I almost didn’t go. A packed schedule, a suspicion that it might not be particularly exciting, and a healthy dose of laziness nearly kept me at home. In the end, I agreed to go mostly because I’d promised a friend we’d go together.
Lucky for me.
I don’t remember much from that evening. But there’s one thing I’ve never forgotten: a cabbage salad with chicken served as a starter that somehow became the star of the entire event. For two hours, every time the server walked by, I politely—though perhaps a little shamelessly—asked if there was any chance I could have another helping of the salad with the giant pile of crispy noodles on top.
From that day on, I visited the restaurant, which happened to be across the street from my office, at least once a week. Just for this cabbage salad.
At some point, the servers stopped asking what I wanted. They already knew. Me and the two friends who joined me in this delicious little obsession. Hi Sharon and Kobi! And Pini, who joined the club later. 😊
A few months after that launch, I finally came to my senses and asked the restaurant’s public relations team for the recipe. Even though I wasn’t cooking much at home back then—certainly not compared to now—I knew I had to make this salad and share this treasure.
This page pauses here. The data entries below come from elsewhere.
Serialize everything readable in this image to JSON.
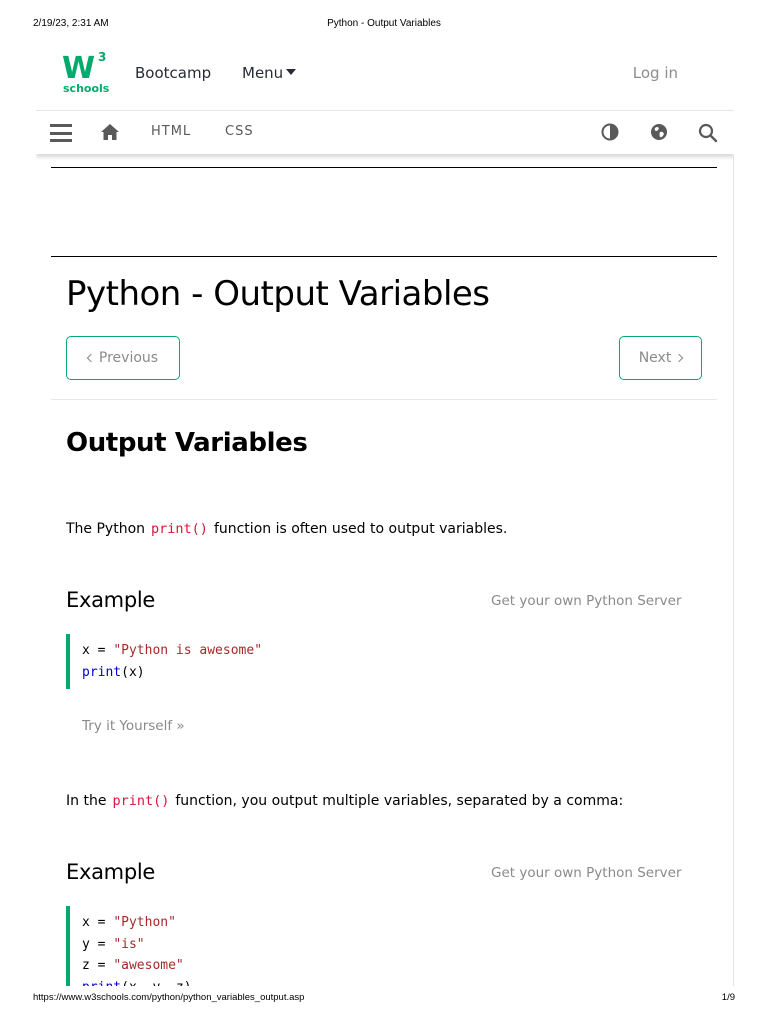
{
  "print_header": {
    "datetime": "2/19/23, 2:31 AM",
    "title": "Python - Output Variables"
  },
  "print_footer": {
    "url": "https://www.w3schools.com/python/python_variables_output.asp",
    "page": "1/9"
  },
  "topbar": {
    "logo_mark": "W",
    "logo_superscript": "3",
    "logo_text": "schools",
    "bootcamp": "Bootcamp",
    "menu": "Menu",
    "login": "Log in"
  },
  "subnav": {
    "html": "HTML",
    "css": "CSS",
    "icons": [
      "hamburger-icon",
      "home-icon",
      "contrast-icon",
      "globe-icon",
      "search-icon"
    ]
  },
  "main": {
    "title": "Python - Output Variables",
    "prev_label": "Previous",
    "next_label": "Next",
    "section_heading": "Output Variables",
    "para1": {
      "before": "The Python",
      "code": "print()",
      "after": "function is often used to output variables."
    },
    "example1": {
      "label": "Example",
      "server_link": "Get your own Python Server",
      "lines": [
        [
          {
            "t": "x = "
          },
          {
            "t": "\"Python is awesome\"",
            "k": "str"
          }
        ],
        [
          {
            "t": "print",
            "k": "fn"
          },
          {
            "t": "(x)"
          }
        ]
      ],
      "try_it": "Try it Yourself »"
    },
    "para2": {
      "before": "In the",
      "code": "print()",
      "after": "function, you output multiple variables, separated by a comma:"
    },
    "example2": {
      "label": "Example",
      "server_link": "Get your own Python Server",
      "lines": [
        [
          {
            "t": "x = "
          },
          {
            "t": "\"Python\"",
            "k": "str"
          }
        ],
        [
          {
            "t": "y = "
          },
          {
            "t": "\"is\"",
            "k": "str"
          }
        ],
        [
          {
            "t": "z = "
          },
          {
            "t": "\"awesome\"",
            "k": "str"
          }
        ],
        [
          {
            "t": "print",
            "k": "fn"
          },
          {
            "t": "(x, y, z)"
          }
        ]
      ]
    }
  },
  "colors": {
    "accent": "#04aa6d",
    "code_inline": "#dc143c",
    "code_string": "#a52a2a",
    "code_function": "#0000cd",
    "muted_text": "#8a8a8a"
  }
}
And I did. It was published on a website that has since disappeared, taking the recipe with it.
When I eventually left that office and stopped passing the restaurant every day, my visits became less frequent and the salad slowly turned into a memory. Until this week. Something reminded me of it, and I decided to dig through old emails until I found the recipe again. And, of course, make it.
I was a little nervous. What if the memory was better than the reality? What if I’d spent years remembering a cabbage salad that wasn’t actually that good?
Thankfully, my memory wasn’t playing tricks on me. It’s still one of the best salads I’ve ever eaten.
A few small notes before we begin.
I’m almost certain the chef at the restaurant back then was Shalom Ganish, so this feels like a good opportunity to tip my hat to him for a wonderful recipe. I’ve changed it slightly over the years—our tastes evolve, after all, and I took the opportunity to add a little more chicken—but the idea, the flavor combination, and the original recipe are entirely his. Thank you.
And one more thing. The real magic here, aside from the incredible dressing, is the crispy rice noodles on top. Once they meet the salad, every bite becomes a mix of crunch, creaminess, freshness, sweetness, and tang. I highly recommend not skipping them.
Yes, they’re fried. Yes, they add a few extra minutes. And yes, they’re absolutely worth it. They’re the finishing touch that makes this salad unforgettable.